前回ご紹介した研修(「優越的地位の濫用、下請法の基礎知識」)について、
前回は優越的地位の濫用をご紹介させていただいたので、本日は下請法をご紹介したいと思います。
下請法の正式名称は、下請代金支払遅延等防止法といいます。
下請法は、親事業者から下請業者へと発注される様々な委託業務について、親事業者が下請事業者よりも優位な立場にあることから、下請事業者保護のために定められた法律です。
主な内容としては、下請法の適用主体の明確化、適用取引の限定、親事業者の禁止行為の具体的な規定、といったものとなっています。
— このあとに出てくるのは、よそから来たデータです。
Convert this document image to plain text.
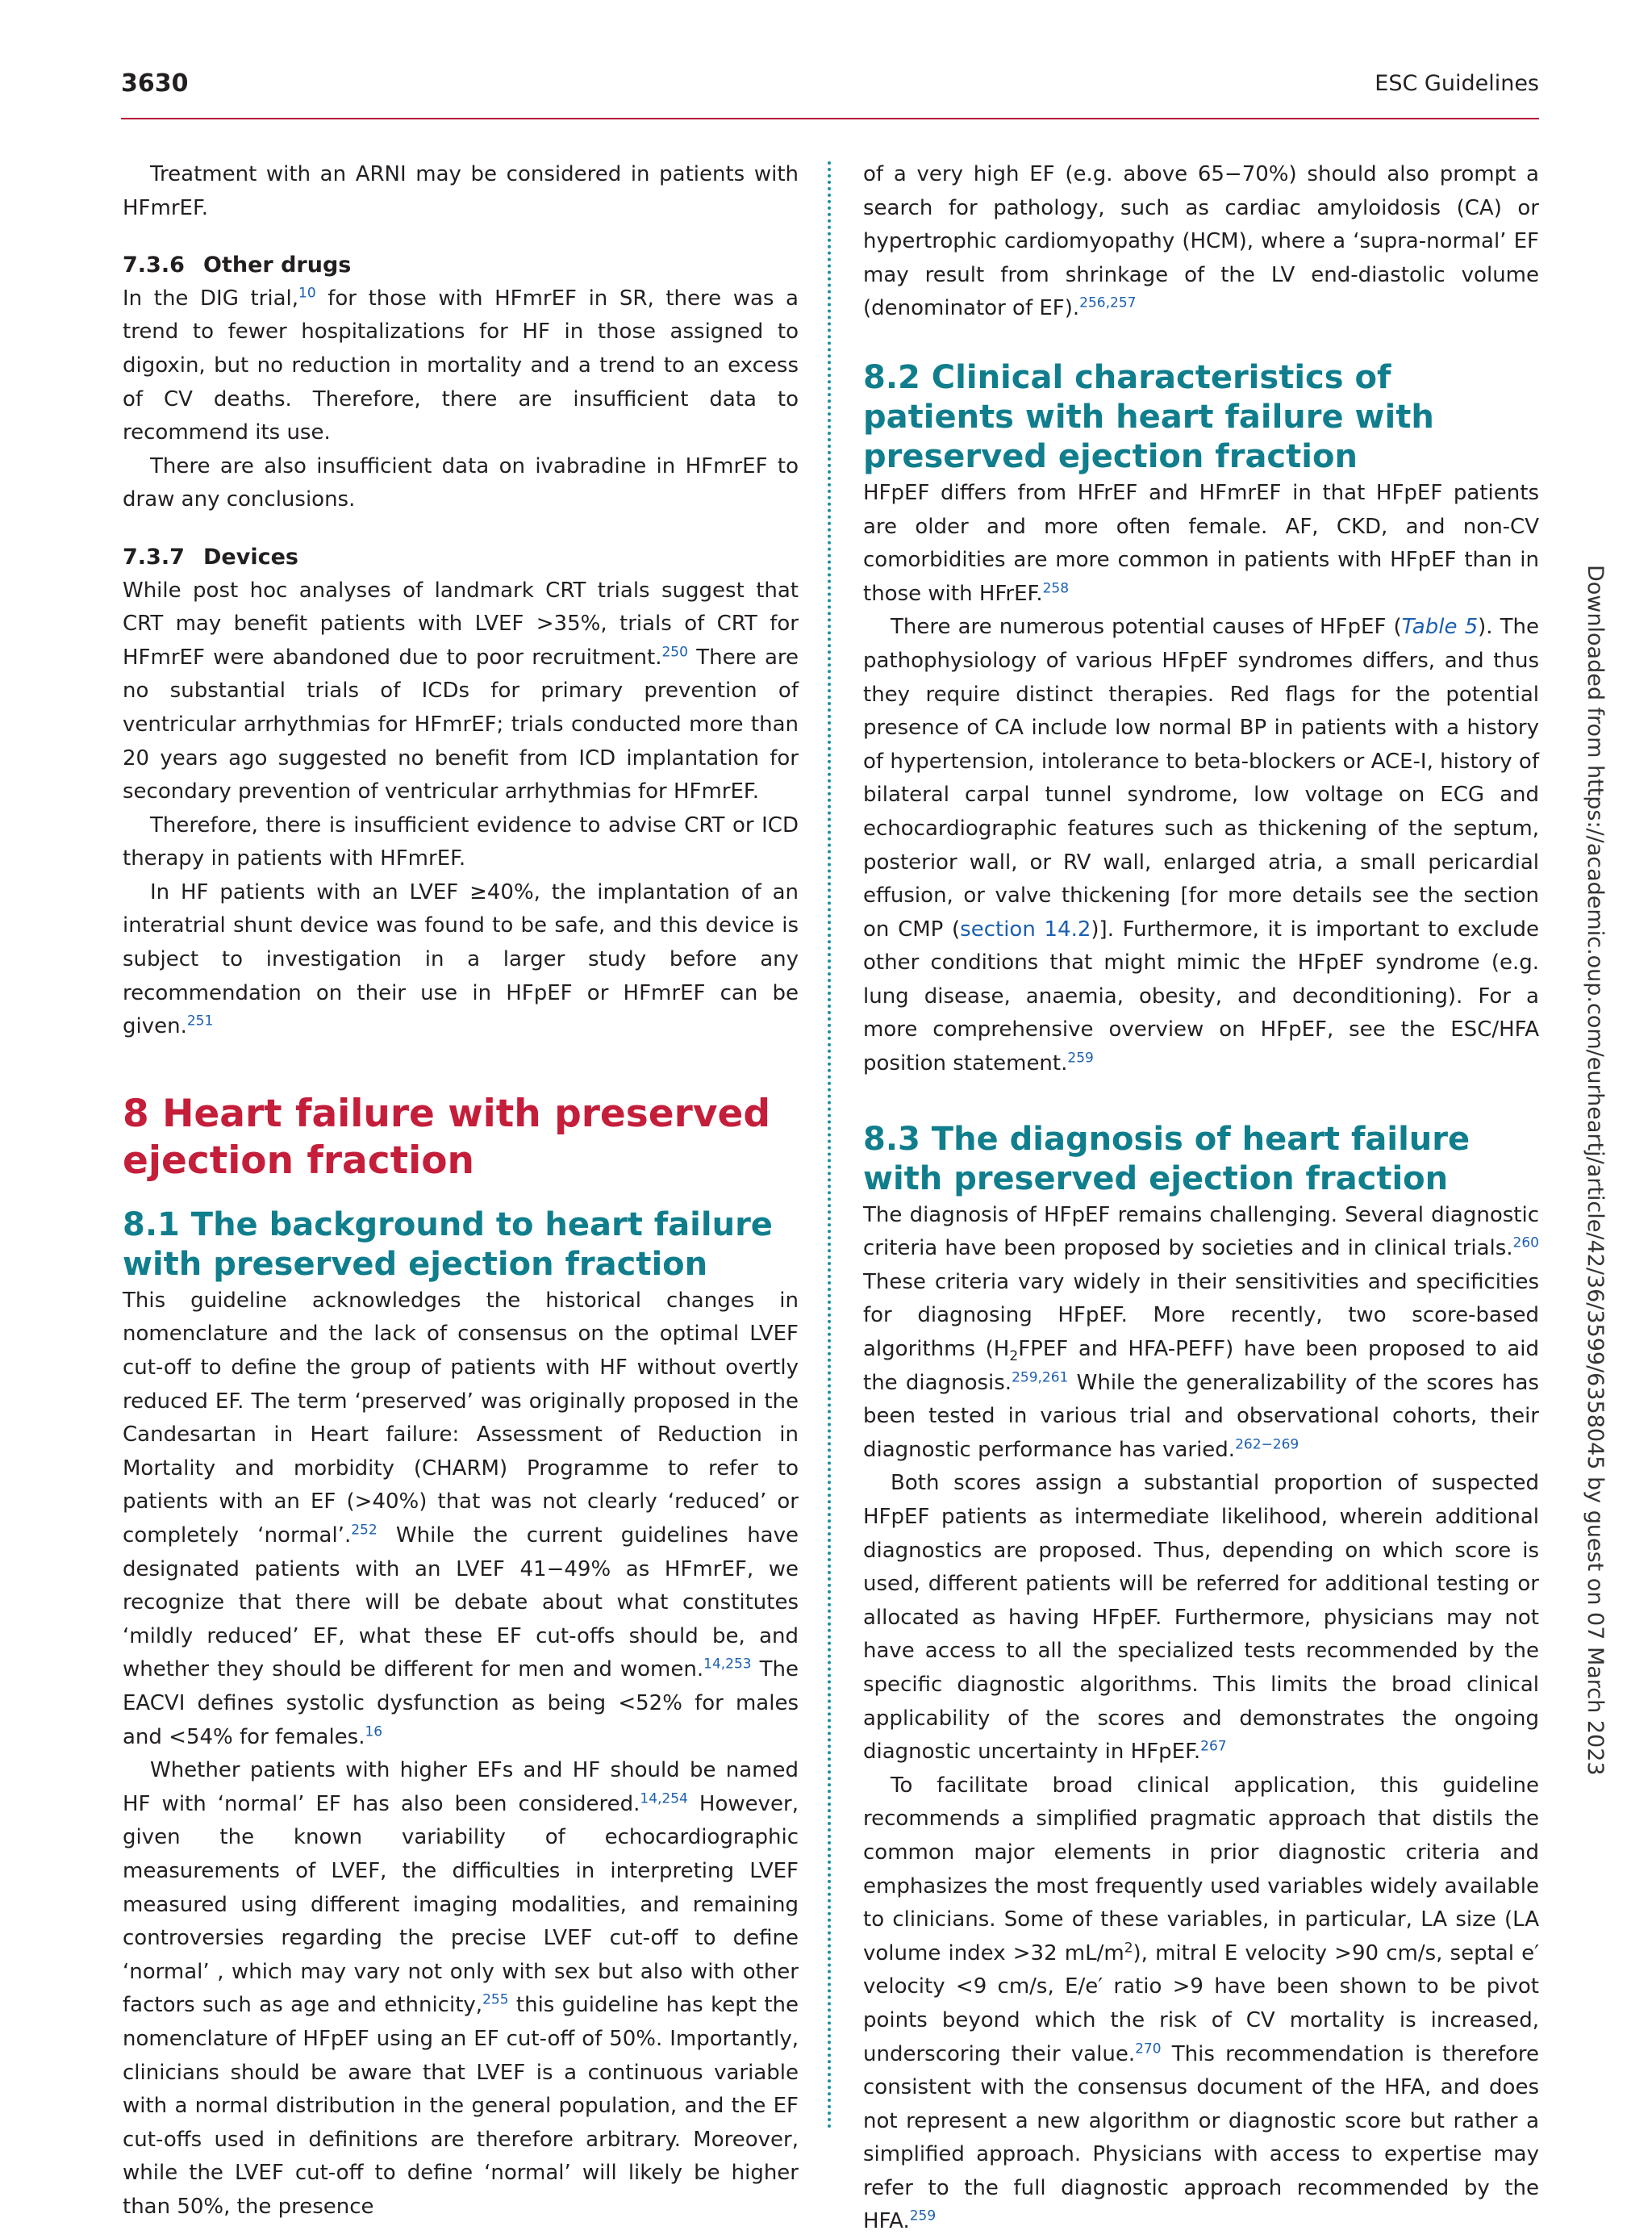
3630	ESC Guidelines

Treatment with an ARNI may be considered in patients with HFmrEF.

7.3.6 Other drugs

In the DIG trial,$^{10}$ for those with HFmrEF in SR, there was a trend to fewer hospitalizations for HF in those assigned to digoxin, but no reduction in mortality and a trend to an excess of CV deaths. Therefore, there are insufficient data to recommend its use.

There are also insufficient data on ivabradine in HFmrEF to draw any conclusions.

7.3.7 Devices

While post hoc analyses of landmark CRT trials suggest that CRT may benefit patients with LVEF >35%, trials of CRT for HFmrEF were abandoned due to poor recruitment.$^{250}$ There are no substantial trials of ICDs for primary prevention of ventricular arrhythmias for HFmrEF; trials conducted more than 20 years ago suggested no benefit from ICD implantation for secondary prevention of ventricular arrhythmias for HFmrEF.

Therefore, there is insufficient evidence to advise CRT or ICD therapy in patients with HFmrEF.

In HF patients with an LVEF ≥40%, the implantation of an interatrial shunt device was found to be safe, and this device is subject to investigation in a larger study before any recommendation on their use in HFpEF or HFmrEF can be given.$^{251}$

8 Heart failure with preserved ejection fraction
8.1 The background to heart failure with preserved ejection fraction

This guideline acknowledges the historical changes in nomenclature and the lack of consensus on the optimal LVEF cut-off to define the group of patients with HF without overtly reduced EF. The term ‘preserved’ was originally proposed in the Candesartan in Heart failure: Assessment of Reduction in Mortality and morbidity (CHARM) Programme to refer to patients with an EF (>40%) that was not clearly ‘reduced’ or completely ‘normal’.$^{252}$ While the current guidelines have designated patients with an LVEF 41−49% as HFmrEF, we recognize that there will be debate about what constitutes ‘mildly reduced’ EF, what these EF cut-offs should be, and whether they should be different for men and women.$^{14,253}$ The EACVI defines systolic dysfunction as being <52% for males and <54% for females.$^{16}$

Whether patients with higher EFs and HF should be named HF with ‘normal’ EF has also been considered.$^{14,254}$ However, given the known variability of echocardiographic measurements of LVEF, the difficulties in interpreting LVEF measured using different imaging modalities, and remaining controversies regarding the precise LVEF cut-off to define ‘normal’ , which may vary not only with sex but also with other factors such as age and ethnicity,$^{255}$ this guideline has kept the nomenclature of HFpEF using an EF cut-off of 50%. Importantly, clinicians should be aware that LVEF is a continuous variable with a normal distribution in the general population, and the EF cut-offs used in definitions are therefore arbitrary. Moreover, while the LVEF cut-off to define ‘normal’ will likely be higher than 50%, the presence

of a very high EF (e.g. above 65−70%) should also prompt a search for pathology, such as cardiac amyloidosis (CA) or hypertrophic cardiomyopathy (HCM), where a ‘supra-normal’ EF may result from shrinkage of the LV end-diastolic volume (denominator of EF).$^{256,257}$

8.2 Clinical characteristics of patients with heart failure with preserved ejection fraction

HFpEF differs from HFrEF and HFmrEF in that HFpEF patients are older and more often female. AF, CKD, and non-CV comorbidities are more common in patients with HFpEF than in those with HFrEF.$^{258}$

There are numerous potential causes of HFpEF (Table 5). The pathophysiology of various HFpEF syndromes differs, and thus they require distinct therapies. Red flags for the potential presence of CA include low normal BP in patients with a history of hypertension, intolerance to beta-blockers or ACE-I, history of bilateral carpal tunnel syndrome, low voltage on ECG and echocardiographic features such as thickening of the septum, posterior wall, or RV wall, enlarged atria, a small pericardial effusion, or valve thickening [for more details see the section on CMP (section 14.2)]. Furthermore, it is important to exclude other conditions that might mimic the HFpEF syndrome (e.g. lung disease, anaemia, obesity, and deconditioning). For a more comprehensive overview on HFpEF, see the ESC/HFA position statement.$^{259}$

8.3 The diagnosis of heart failure with preserved ejection fraction

The diagnosis of HFpEF remains challenging. Several diagnostic criteria have been proposed by societies and in clinical trials.$^{260}$ These criteria vary widely in their sensitivities and specificities for diagnosing HFpEF. More recently, two score-based algorithms ($H_2FPEF$ and HFA-PEFF) have been proposed to aid the diagnosis.$^{259,261}$ While the generalizability of the scores has been tested in various trial and observational cohorts, their diagnostic performance has varied.$^{262-269}$

Both scores assign a substantial proportion of suspected HFpEF patients as intermediate likelihood, wherein additional diagnostics are proposed. Thus, depending on which score is used, different patients will be referred for additional testing or allocated as having HFpEF. Furthermore, physicians may not have access to all the specialized tests recommended by the specific diagnostic algorithms. This limits the broad clinical applicability of the scores and demonstrates the ongoing diagnostic uncertainty in HFpEF.$^{267}$

To facilitate broad clinical application, this guideline recommends a simplified pragmatic approach that distils the common major elements in prior diagnostic criteria and emphasizes the most frequently used variables widely available to clinicians. Some of these variables, in particular, LA size (LA volume index >32 $mL/m^2$), mitral E velocity >90 cm/s, septal e′ velocity <9 cm/s, E/e′ ratio >9 have been shown to be pivot points beyond which the risk of CV mortality is increased, underscoring their value.$^{270}$ This recommendation is therefore consistent with the consensus document of the HFA, and does not represent a new algorithm or diagnostic score but rather a simplified approach. Physicians with access to expertise may refer to the full diagnostic approach recommended by the HFA.$^{259}$

Downloaded from https://academic.oup.com/eurheartj/article/42/36/3599/6358045 by guest on 07 March 2023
公正取引委員会の相談窓口には、下請事業者から多くの相談が寄せられているとのことでしたが、そもそも下請法の適用対象外の相談もあるとのことでした。
下請法の適用対象としては、
①3億円基準
・取引の内容が、a物品の製造委託、b物品の修理委託、cプログラムの作成に係る
情報成果物の作成委託、d運送・物品の倉庫における保管及び情報処理に係る役務
の提供委託であること
・親事業者の資本金が3億円超で、下請事業者の資本金が3億円以下
・親事業者の資本金が1千万超3億円以下で、下請事業者の資本金が1千万円以下
②5千万円基準
・取引内容が、a情報成果物(プログラムを除く。)の作成委託、b役務(運送・物
品の倉庫における保管及び情報処理を除く。)の提供委託であること
・親事業者の資本金が5千万円超で、下請事業者の資本金が5千万円以下
・親事業者の資本金が1千万円超5千万円以下で、下請事業者の資本金が1千万円
以下
となっております。
上記の要件に該当しない場合は、下請法の適用対象外となってしまいます。
また、下請法では親事業者に次の各行為を義務化ないし禁止しています。
①支払期日を定める義務
②書面(発注内容等を明確に記載した書面)の交付義務
③遅延利息の支払義務
④書類の作成・保存義務(2年間)
⑤受領拒否の禁止
⑥下請代金の支払遅延の禁止
⑦下請代金の減額の禁止
⑧返品の禁止
⑨買いたたきの禁止
⑩購入・利用強制の禁止
⑪有償支給原材料等の対価の早期決済の禁止
⑫割引困難な手形の交付の禁止
⑬不当な経済上の利益の提供要請の禁止
⑭不当な給付内容の変更・やり直しの禁止
下請法の詳細については、公正取引委員会のHPをご参照ください。